Texas Is the Crime Scene
Did Georgia Secretary of State Brad Raffensperger have more cojones than Current Texas Governor Greg Abbott, more scruples, or is the Texas state Government the most corrupt in American history? Or is it all of the above, eh!?!
Thank you, Lisa Baker, for you courageous words:
BREAKING NEWS: Trump’s Victory Lap Is a Lie, and Texas Is the Crime Scene
First of all, if there is a heaven, Donald Trump will never see it. He sold his ticket long ago. And that’s why he’s still here, strutting across our headlines like a con man selling snake oil at the county fair. His latest post isn’t leadership. It’s a confession. He brags about “zero releases of illegal aliens” like he’s a border guard counting heads, then pivots to the real prize: a “ONE BIG, BEAUTIFUL CONGRESSIONAL MAP” engineered to lock Texas into minority rule. Not democracy. Dominion.
This isn’t about securing the border. This is gerrymandering at gunpoint. He said the quiet part out loud: redraw the lines to lock in the 2026 midterms. Forget voters. Forget fairness. Just carve up communities, bleach out urban power centers, and build a cage around voices that threaten Republican rule. It is democracy treated like contraband, stuffed into a trunk, smuggled across the statehouse floor.
Here’s what Trump won’t admit: more Texans lean Democratic than Republican. The state’s future isn’t red—it’s blue, Black, Latino, Asian, and overwhelmingly young. But Republicans cling to power through two tricks: juicing turnout in their base, and slicing up the maps to dilute everyone else. Houston, Dallas, Austin—cities of millions—hacked into pieces and stapled to rural districts to smother majority will. The map Trump flaunts is not Texas. It’s a crime scene photo of stolen democracy.
Border “victory” is just the magician’s flourish. The real sleight of hand happens under the table. Immigration numbers are the shiny object; the map is the knife in the ribs. And Trump doesn’t even pretend otherwise. He name-drops Abbott and Burrows like henchmen, ordering them to “get it done” and “sign it fast.” That’s not governing. That’s a mob boss barking orders to his lieutenants.
And the brazenness is the point. They don’t hide the theft anymore. They brag about it. They know lawsuits take years. They know headlines fade. By the time the courts even look at the lines, elections will already be decided. Power first, legality later. They’re not just gaming the system—they’re daring us to stop them.
But history says arrogance has a breaking point. Wisconsin snapped its gerrymander. Michigan did too. North Carolina saw its “unbreakable” map collapse under legal and public pressure. These schemes always look bulletproof until they rot from their own hubris. And no one in American politics is more bloated with hubris than Trump.
Texans are not strangers to a fight.
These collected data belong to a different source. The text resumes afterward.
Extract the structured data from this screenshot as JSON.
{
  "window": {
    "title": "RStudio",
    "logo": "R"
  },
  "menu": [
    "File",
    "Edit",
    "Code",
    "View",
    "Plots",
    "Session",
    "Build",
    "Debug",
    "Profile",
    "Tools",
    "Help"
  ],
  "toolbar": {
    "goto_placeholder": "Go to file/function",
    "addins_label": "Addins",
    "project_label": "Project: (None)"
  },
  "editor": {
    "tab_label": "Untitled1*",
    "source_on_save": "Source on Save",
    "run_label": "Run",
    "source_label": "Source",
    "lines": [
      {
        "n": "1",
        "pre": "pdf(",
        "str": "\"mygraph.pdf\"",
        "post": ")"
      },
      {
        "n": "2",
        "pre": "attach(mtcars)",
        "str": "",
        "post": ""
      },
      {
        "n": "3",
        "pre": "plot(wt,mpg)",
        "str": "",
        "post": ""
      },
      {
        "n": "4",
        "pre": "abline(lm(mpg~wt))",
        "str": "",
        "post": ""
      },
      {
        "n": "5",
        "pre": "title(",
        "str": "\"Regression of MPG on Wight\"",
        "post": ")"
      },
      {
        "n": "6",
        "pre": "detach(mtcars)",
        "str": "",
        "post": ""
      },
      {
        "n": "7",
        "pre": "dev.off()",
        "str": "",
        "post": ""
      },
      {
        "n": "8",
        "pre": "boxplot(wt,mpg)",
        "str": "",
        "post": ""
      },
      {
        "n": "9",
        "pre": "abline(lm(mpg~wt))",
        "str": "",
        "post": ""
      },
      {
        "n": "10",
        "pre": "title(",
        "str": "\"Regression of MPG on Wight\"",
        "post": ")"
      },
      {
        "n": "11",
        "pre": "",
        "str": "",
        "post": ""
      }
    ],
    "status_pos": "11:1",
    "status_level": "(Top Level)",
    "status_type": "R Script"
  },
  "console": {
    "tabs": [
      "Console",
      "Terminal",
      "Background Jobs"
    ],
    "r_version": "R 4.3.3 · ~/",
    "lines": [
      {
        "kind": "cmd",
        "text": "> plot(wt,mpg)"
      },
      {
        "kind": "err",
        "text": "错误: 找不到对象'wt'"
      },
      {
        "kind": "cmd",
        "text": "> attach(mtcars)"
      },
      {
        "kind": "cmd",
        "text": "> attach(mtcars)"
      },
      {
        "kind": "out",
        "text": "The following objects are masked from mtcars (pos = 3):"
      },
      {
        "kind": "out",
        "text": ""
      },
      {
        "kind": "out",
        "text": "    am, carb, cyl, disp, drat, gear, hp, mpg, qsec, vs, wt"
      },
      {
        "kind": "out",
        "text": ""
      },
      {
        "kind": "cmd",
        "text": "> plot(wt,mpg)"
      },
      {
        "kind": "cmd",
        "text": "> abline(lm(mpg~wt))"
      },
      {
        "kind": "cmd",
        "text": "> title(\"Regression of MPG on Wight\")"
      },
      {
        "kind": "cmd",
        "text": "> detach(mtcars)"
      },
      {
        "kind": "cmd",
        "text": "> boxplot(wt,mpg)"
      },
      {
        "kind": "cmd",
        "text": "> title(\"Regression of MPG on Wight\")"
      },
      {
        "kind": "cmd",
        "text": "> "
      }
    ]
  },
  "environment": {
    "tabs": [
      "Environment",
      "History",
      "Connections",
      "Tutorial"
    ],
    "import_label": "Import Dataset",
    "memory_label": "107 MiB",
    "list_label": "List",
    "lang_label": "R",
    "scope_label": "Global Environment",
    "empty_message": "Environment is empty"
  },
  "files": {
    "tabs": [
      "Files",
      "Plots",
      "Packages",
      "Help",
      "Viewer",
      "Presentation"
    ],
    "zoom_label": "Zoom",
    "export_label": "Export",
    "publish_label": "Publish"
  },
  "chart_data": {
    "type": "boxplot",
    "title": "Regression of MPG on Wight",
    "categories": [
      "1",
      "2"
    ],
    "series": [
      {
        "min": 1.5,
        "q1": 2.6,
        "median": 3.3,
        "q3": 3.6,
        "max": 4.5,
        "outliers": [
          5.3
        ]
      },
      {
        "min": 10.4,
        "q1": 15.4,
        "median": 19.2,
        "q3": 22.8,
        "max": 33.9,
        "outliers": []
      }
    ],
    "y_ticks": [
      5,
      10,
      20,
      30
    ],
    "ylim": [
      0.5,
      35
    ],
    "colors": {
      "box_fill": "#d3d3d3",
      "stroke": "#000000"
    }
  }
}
The Lone Star isn’t stitched onto their flag because they bow to bullies with pens. Trump may strut with his “beautiful” map like it’s a deed to the state, but Texas has burned maps before. It will again. Every line they draw in secret has a counterweight in the streets, the courts, and the ballot box. They know it. That’s why they rush.
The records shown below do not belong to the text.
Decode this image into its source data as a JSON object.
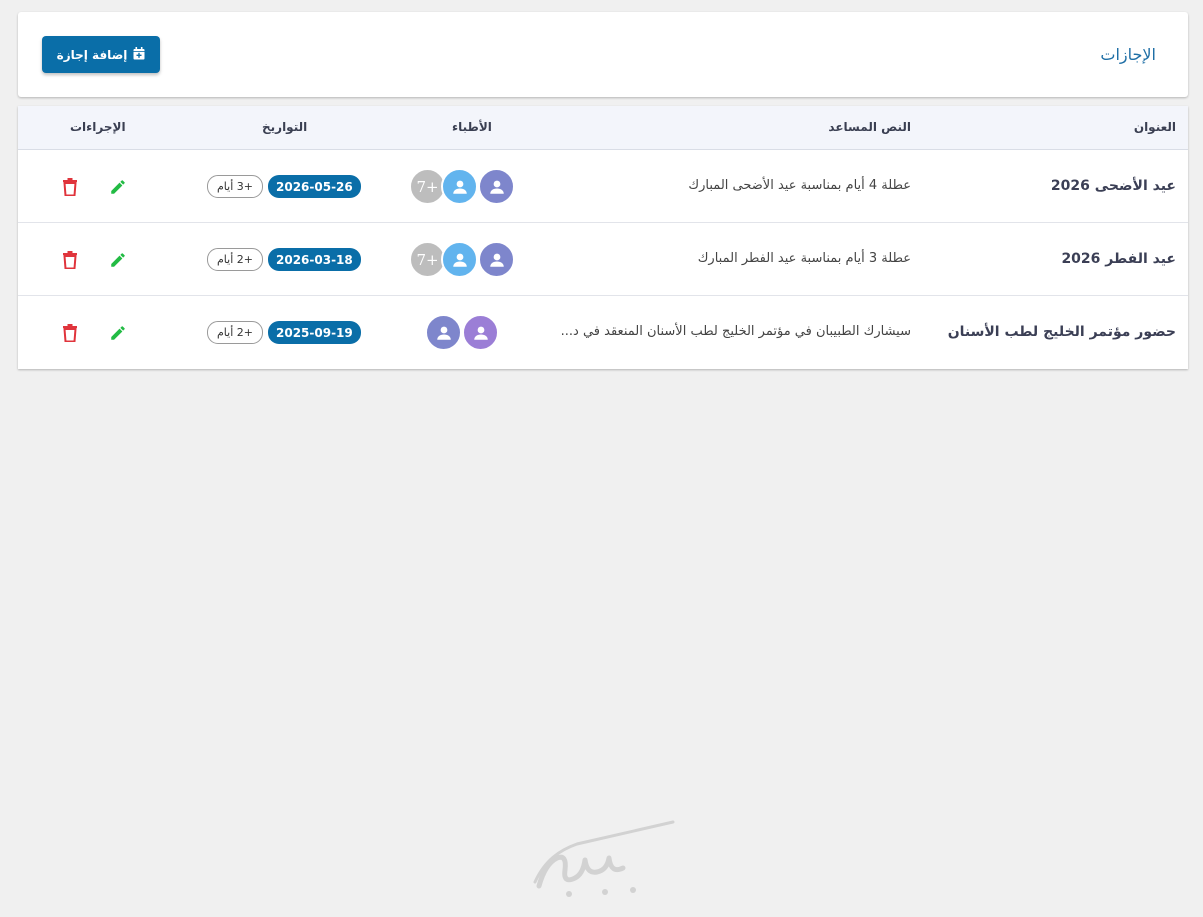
{
  "header": {
    "title": "الإجازات",
    "add_button_label": "إضافة إجازة",
    "add_button_icon": "calendar-plus-icon"
  },
  "table": {
    "columns": {
      "title": "العنوان",
      "help_text": "النص المساعد",
      "doctors": "الأطباء",
      "dates": "التواريخ",
      "actions": "الإجراءات"
    },
    "rows": [
      {
        "title": "عيد الأضحى 2026",
        "help_text": "عطلة 4 أيام بمناسبة عيد الأضحى المبارك",
        "avatars": [
          "user",
          "user",
          "count"
        ],
        "avatar_colors": [
          "#7e86cc",
          "#62b4ee",
          "#bdbdbd"
        ],
        "more_count": "7+",
        "start_date": "2026-05-26",
        "extra_days": "+3 أيام"
      },
      {
        "title": "عيد الفطر 2026",
        "help_text": "عطلة 3 أيام بمناسبة عيد الفطر المبارك",
        "avatars": [
          "user",
          "user",
          "count"
        ],
        "avatar_colors": [
          "#7e86cc",
          "#62b4ee",
          "#bdbdbd"
        ],
        "more_count": "7+",
        "start_date": "2026-03-18",
        "extra_days": "+2 أيام"
      },
      {
        "title": "حضور مؤتمر الخليج لطب الأسنان",
        "help_text": "سيشارك الطبيبان في مؤتمر الخليج لطب الأسنان المنعقد في د...",
        "avatars": [
          "user",
          "user"
        ],
        "avatar_colors": [
          "#9b7ed6",
          "#7e86cc"
        ],
        "more_count": "",
        "start_date": "2025-09-19",
        "extra_days": "+2 أيام"
      }
    ]
  },
  "icons": {
    "edit": "pencil-icon",
    "delete": "trash-icon",
    "avatar": "user-icon"
  },
  "colors": {
    "primary": "#0a6ea8",
    "edit": "#22bb44",
    "delete": "#e0343c",
    "title_link": "#1f6fa6"
  },
  "footer_logo": "بيانيتا"
}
The irony is that Trump’s map mania betrays his weakness. If he truly believed in his movement, he wouldn’t need rigged maps to hold Texas. He wouldn’t need Abbott to play accomplice or Burrows to do the carving. He would let the people decide. But Trump has never trusted the people. He only trusts systems he can rig. That’s not strength. That’s fear in red ink.
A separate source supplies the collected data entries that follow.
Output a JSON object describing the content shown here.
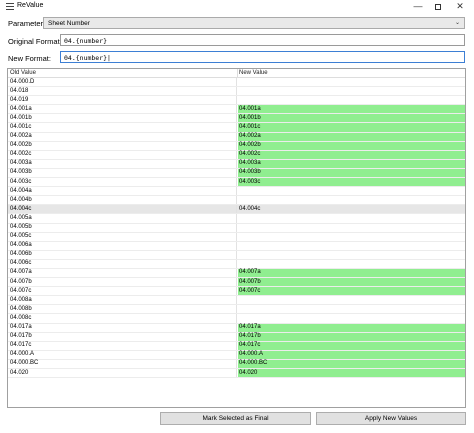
{
  "window": {
    "title": "ReValue"
  },
  "form": {
    "parameter_label": "Parameter:",
    "parameter_value": "Sheet Number",
    "original_label": "Original Format:",
    "original_value": "04.{number}",
    "new_label": "New Format:",
    "new_value": "04.{number}|"
  },
  "grid": {
    "col_old": "Old Value",
    "col_new": "New Value",
    "rows": [
      {
        "old": "04.000.D",
        "new": "",
        "changed": false,
        "selected": false
      },
      {
        "old": "04.018",
        "new": "",
        "changed": false,
        "selected": false
      },
      {
        "old": "04.019",
        "new": "",
        "changed": false,
        "selected": false
      },
      {
        "old": "04.001a",
        "new": "04.001a",
        "changed": true,
        "selected": false
      },
      {
        "old": "04.001b",
        "new": "04.001b",
        "changed": true,
        "selected": false
      },
      {
        "old": "04.001c",
        "new": "04.001c",
        "changed": true,
        "selected": false
      },
      {
        "old": "04.002a",
        "new": "04.002a",
        "changed": true,
        "selected": false
      },
      {
        "old": "04.002b",
        "new": "04.002b",
        "changed": true,
        "selected": false
      },
      {
        "old": "04.002c",
        "new": "04.002c",
        "changed": true,
        "selected": false
      },
      {
        "old": "04.003a",
        "new": "04.003a",
        "changed": true,
        "selected": false
      },
      {
        "old": "04.003b",
        "new": "04.003b",
        "changed": true,
        "selected": false
      },
      {
        "old": "04.003c",
        "new": "04.003c",
        "changed": true,
        "selected": false
      },
      {
        "old": "04.004a",
        "new": "",
        "changed": false,
        "selected": false
      },
      {
        "old": "04.004b",
        "new": "",
        "changed": false,
        "selected": false
      },
      {
        "old": "04.004c",
        "new": "04.004c",
        "changed": false,
        "selected": true
      },
      {
        "old": "04.005a",
        "new": "",
        "changed": false,
        "selected": false
      },
      {
        "old": "04.005b",
        "new": "",
        "changed": false,
        "selected": false
      },
      {
        "old": "04.005c",
        "new": "",
        "changed": false,
        "selected": false
      },
      {
        "old": "04.006a",
        "new": "",
        "changed": false,
        "selected": false
      },
      {
        "old": "04.006b",
        "new": "",
        "changed": false,
        "selected": false
      },
      {
        "old": "04.006c",
        "new": "",
        "changed": false,
        "selected": false
      },
      {
        "old": "04.007a",
        "new": "04.007a",
        "changed": true,
        "selected": false
      },
      {
        "old": "04.007b",
        "new": "04.007b",
        "changed": true,
        "selected": false
      },
      {
        "old": "04.007c",
        "new": "04.007c",
        "changed": true,
        "selected": false
      },
      {
        "old": "04.008a",
        "new": "",
        "changed": false,
        "selected": false
      },
      {
        "old": "04.008b",
        "new": "",
        "changed": false,
        "selected": false
      },
      {
        "old": "04.008c",
        "new": "",
        "changed": false,
        "selected": false
      },
      {
        "old": "04.017a",
        "new": "04.017a",
        "changed": true,
        "selected": false
      },
      {
        "old": "04.017b",
        "new": "04.017b",
        "changed": true,
        "selected": false
      },
      {
        "old": "04.017c",
        "new": "04.017c",
        "changed": true,
        "selected": false
      },
      {
        "old": "04.000.A",
        "new": "04.000.A",
        "changed": true,
        "selected": false
      },
      {
        "old": "04.000.BC",
        "new": "04.000.BC",
        "changed": true,
        "selected": false
      },
      {
        "old": "04.020",
        "new": "04.020",
        "changed": true,
        "selected": false
      }
    ]
  },
  "buttons": {
    "mark_final": "Mark Selected as Final",
    "apply": "Apply New Values"
  },
  "colors": {
    "changed_cell": "#90ee90",
    "selected_row": "#e6e6e6",
    "focus_border": "#3d7fd4"
  },
  "icons": {
    "app": "list-icon",
    "minimize": "minimize-icon",
    "maximize": "maximize-icon",
    "close": "close-icon",
    "dropdown": "chevron-down-icon"
  }
}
So yes, he’s taking his victory lap. But the finish line is rigged, the race is fixed, and the crowd isn’t cheering. They’re watching, waiting, and remembering. Because every stolen map carries its own expiration date. And when the backlash comes, it won’t just erase lines on paper. It will erase the lie that Trump ever owned Texas to begin with.
Democracy does not belong to Donald Trump. It does not belong to Greg Abbott. It belongs to the people of Texas. And if they rise, his “victory” will look like what it really is: a coward’s sprint before the fall.